Survey of Federal Funds for Research and Development Fiscal Years 2014–16

Excel spreadsheets with data regarding Federal Agency budgets and spending on R&D [1]

 E:\McNair\Projects\Federal Grant Data\NSF\NSF Data Tables

NIH

NIH grants for a given year can be downloaded from https://report.nih.gov/award/index.cfm

This does not specify what the grant was for, but it does list the amount and organization who received the grant. Additionally, the city and state of the organization are included. The number of awards received by each organization in a given year is listed as well.
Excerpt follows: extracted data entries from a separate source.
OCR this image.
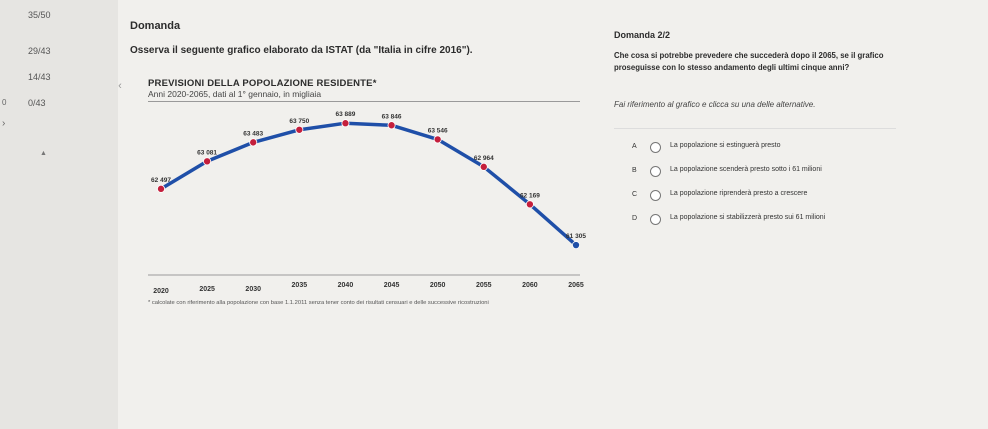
35/50
29/43
14/43
0 0/43
›
▲
‹
Domanda
Osserva il seguente grafico elaborato da ISTAT (da "Italia in cifre 2016").
PREVISIONI DELLA POPOLAZIONE RESIDENTE*
Anni 2020-2065, dati al 1° gennaio, in migliaia
62 497
63 081
63 483
63 750
63 889	63 846
63 546
62 964
62 169
61 305
2020	2025	2030
2035	2040	2045	2050	2055	2060	2065
* calcolate con riferimento alla popolazione con base 1.1.2011 senza tener conto dei risultati censuari e delle successive ricostruzioni
Domanda 2/2
Che cosa si potrebbe prevedere che succederà dopo il 2065, se il grafico proseguisse con lo stesso andamento degli ultimi cinque anni?
Fai riferimento al grafico e clicca su una delle alternative.
A	La popolazione si estinguerà presto
B	La popolazione scenderà presto sotto i 61 milioni
C	La popolazione riprenderà presto a crescere
D	La popolazione si stabilizzerà presto sui 61 milioni
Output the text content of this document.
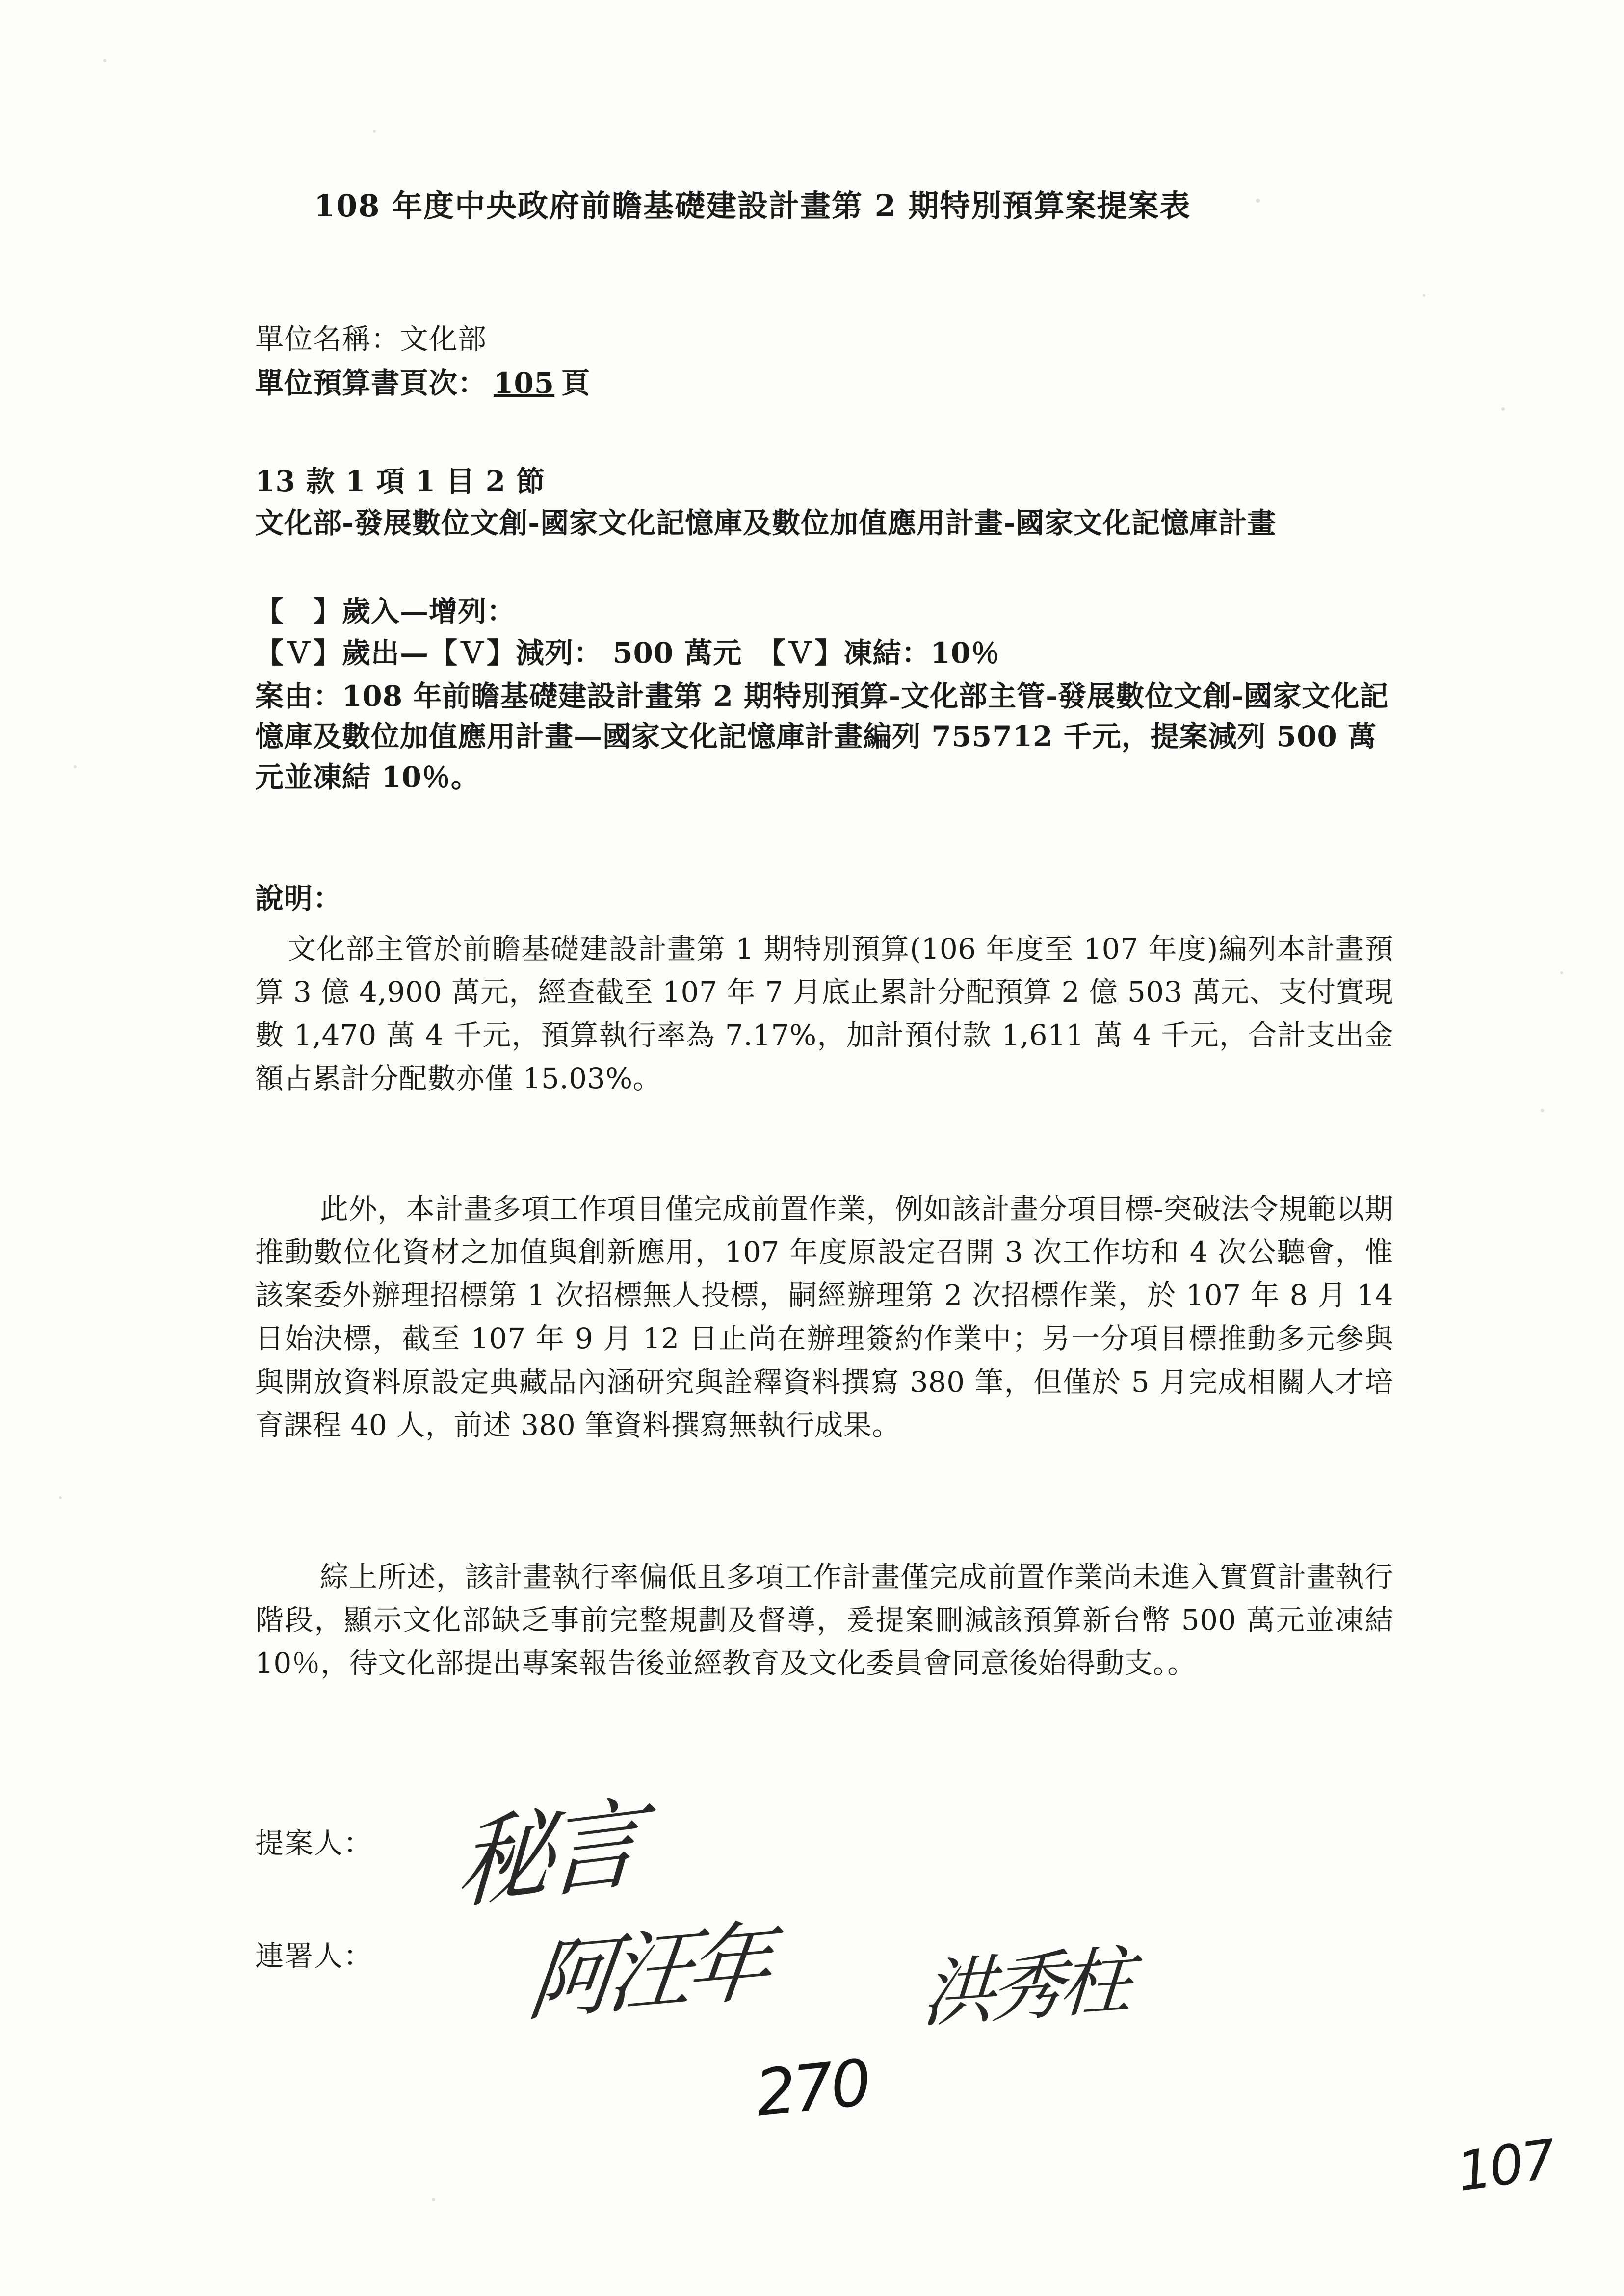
108 年度中央政府前瞻基礎建設計畫第 2 期特別預算案提案表
單位名稱：文化部
單位預算書頁次： 105 頁
13 款 1 項 1 目 2 節
文化部-發展數位文創-國家文化記憶庫及數位加值應用計畫-國家文化記憶庫計畫
【　】歲入—增列：
【Ｖ】歲出—【Ｖ】減列： 500 萬元　【Ｖ】凍結：10％
案由：108 年前瞻基礎建設計畫第 2 期特別預算-文化部主管-發展數位文創-國家文化記憶庫及數位加值應用計畫—國家文化記憶庫計畫編列 755712 千元，提案減列 500 萬元並凍結 10％。
說明：
文化部主管於前瞻基礎建設計畫第 1 期特別預算(106 年度至 107 年度)編列本計畫預算 3 億 4,900 萬元，經查截至 107 年 7 月底止累計分配預算 2 億 503 萬元、支付實現數 1,470 萬 4 千元，預算執行率為 7.17%，加計預付款 1,611 萬 4 千元，合計支出金額占累計分配數亦僅 15.03%。
此外，本計畫多項工作項目僅完成前置作業，例如該計畫分項目標-突破法令規範以期推動數位化資材之加值與創新應用，107 年度原設定召開 3 次工作坊和 4 次公聽會，惟該案委外辦理招標第 1 次招標無人投標，嗣經辦理第 2 次招標作業，於 107 年 8 月 14 日始決標，截至 107 年 9 月 12 日止尚在辦理簽約作業中；另一分項目標推動多元參與與開放資料原設定典藏品內涵研究與詮釋資料撰寫 380 筆，但僅於 5 月完成相關人才培育課程 40 人，前述 380 筆資料撰寫無執行成果。
綜上所述，該計畫執行率偏低且多項工作計畫僅完成前置作業尚未進入實質計畫執行階段，顯示文化部缺乏事前完整規劃及督導，爰提案刪減該預算新台幣 500 萬元並凍結 10％，待文化部提出專案報告後並經教育及文化委員會同意後始得動支。。
提案人：
連署人：
秘言
阿汪年 洪秀柱
270
107
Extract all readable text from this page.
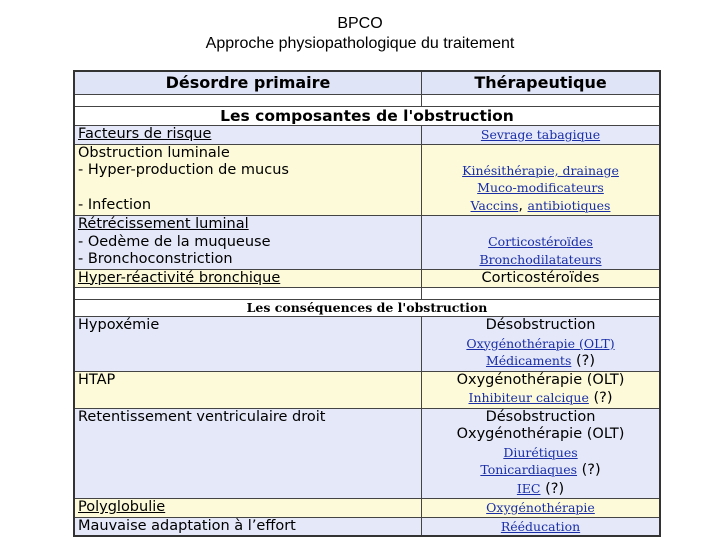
BPCO
Approche physiopathologique du traitement
Désordre primaire	Thérapeutique

Les composantes de l'obstruction	

Facteurs de risque	Sevrage tabagique

Obstruction luminale
- Hyper-production de mucus
- Infection	Kinésithérapie, drainage
Muco-modificateurs
Vaccins, antibiotiques

Rétrécissement luminal
- Oedème de la muqueuse
- Bronchoconstriction	Corticostéroïdes
Bronchodilatateurs

Hyper-réactivité bronchique	Corticostéroïdes

Les conséquences de l'obstruction	

Hypoxémie	Désobstruction
Oxygénothérapie (OLT)
Médicaments (?)

HTAP	Oxygénothérapie (OLT)
Inhibiteur calcique (?)

Retentissement ventriculaire droit	Désobstruction
Oxygénothérapie (OLT)
Diurétiques
Tonicardiaques (?)
IEC (?)

Polyglobulie	Oxygénothérapie

Mauvaise adaptation à l’effort	Rééducation
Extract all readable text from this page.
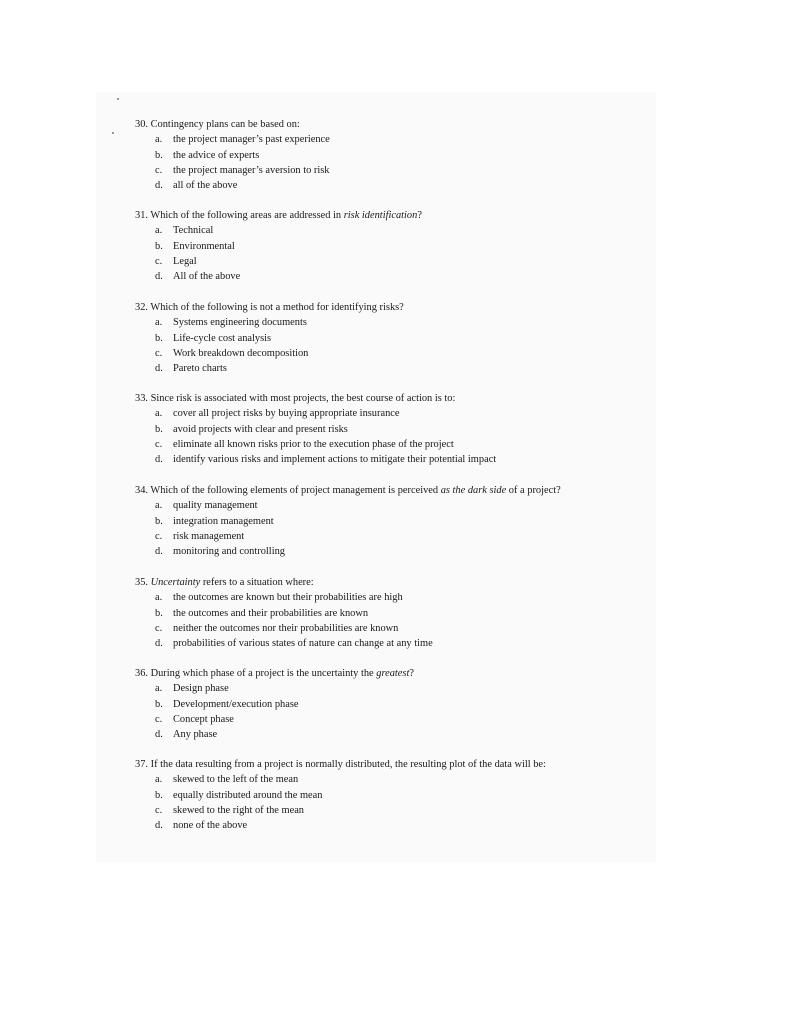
30. Contingency plans can be based on:
a. the project manager’s past experience
b. the advice of experts
c. the project manager’s aversion to risk
d. all of the above
31. Which of the following areas are addressed in risk identification?
a. Technical
b. Environmental
c. Legal
d. All of the above
32. Which of the following is not a method for identifying risks?
a. Systems engineering documents
b. Life-cycle cost analysis
c. Work breakdown decomposition
d. Pareto charts
33. Since risk is associated with most projects, the best course of action is to:
a. cover all project risks by buying appropriate insurance
b. avoid projects with clear and present risks
c. eliminate all known risks prior to the execution phase of the project
d. identify various risks and implement actions to mitigate their potential impact
34. Which of the following elements of project management is perceived as the dark side of a project?
a. quality management
b. integration management
c. risk management
d. monitoring and controlling
35. Uncertainty refers to a situation where:
a. the outcomes are known but their probabilities are high
b. the outcomes and their probabilities are known
c. neither the outcomes nor their probabilities are known
d. probabilities of various states of nature can change at any time
36. During which phase of a project is the uncertainty the greatest?
a. Design phase
b. Development/execution phase
c. Concept phase
d. Any phase
37. If the data resulting from a project is normally distributed, the resulting plot of the data will be:
a. skewed to the left of the mean
b. equally distributed around the mean
c. skewed to the right of the mean
d. none of the above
Excel Tables can be downloaded for each each year at this site. I downloaded the table for 2016 as a sample.

CK: It is possible to get data. https://exporter.nih.gov/ExPORTER_Catalog.aspx

E:\McNair\Projects\Federal Grant Data\NIH


DOD

DOD grant data folder (compiled for Augusta Ecosystem project) was copied from E:\McNair\Projects\Innovation Districts\Augusta Startup Ecosystem to E:\McNair\Projects\Federal Grant Data. It contains yearly data that can be filtered, and a few files on Augusta-related grants.